Overexpression of the adaptor/scaffolding protein Gab2 has been detected in primary human breast cancer cells and cell lines, although its functional significance in breast carcinogenesis is not fully understood. Here, we show a requirement for Gab2 in promoting mammary tumor metastasis. Although Gab2 expression levels were elevated in mammary tumors induced by the Neu (ErbB-2) oncogene, homozygous deletion of Gab2 in mice had only a modest effect on the initiation of Neu-induced mammary tumors. Notably, ablation of Gab2 severely suppressed lung metastasis.
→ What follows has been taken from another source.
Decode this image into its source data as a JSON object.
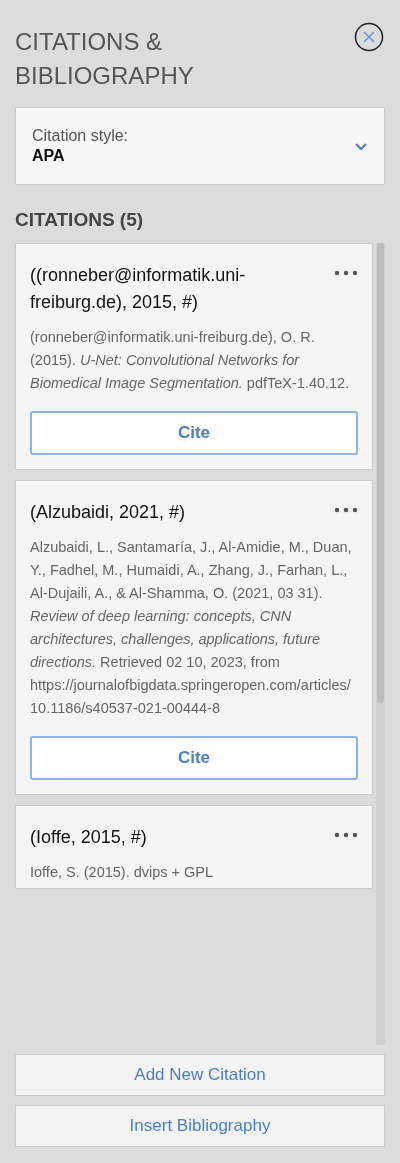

Gab2-deficient cancer cells displayed normal Akt activities, and their proliferative rate in vitro was similar to control cells. However, Gab2^-/- cancer cells exhibited decreased migration and impaired Erk activation, and the defects were rescued by re-introduction of Gab2 into Gab2^-/- cells. These findings suggest that although Gab2 overexpression may confer growth advantage to tumor cells, the functional requirement for Gab2 in mammary tumor initiation/growth may be dispensable, and that Gab2 may have a prominent role in promoting mammary tumor metastasis.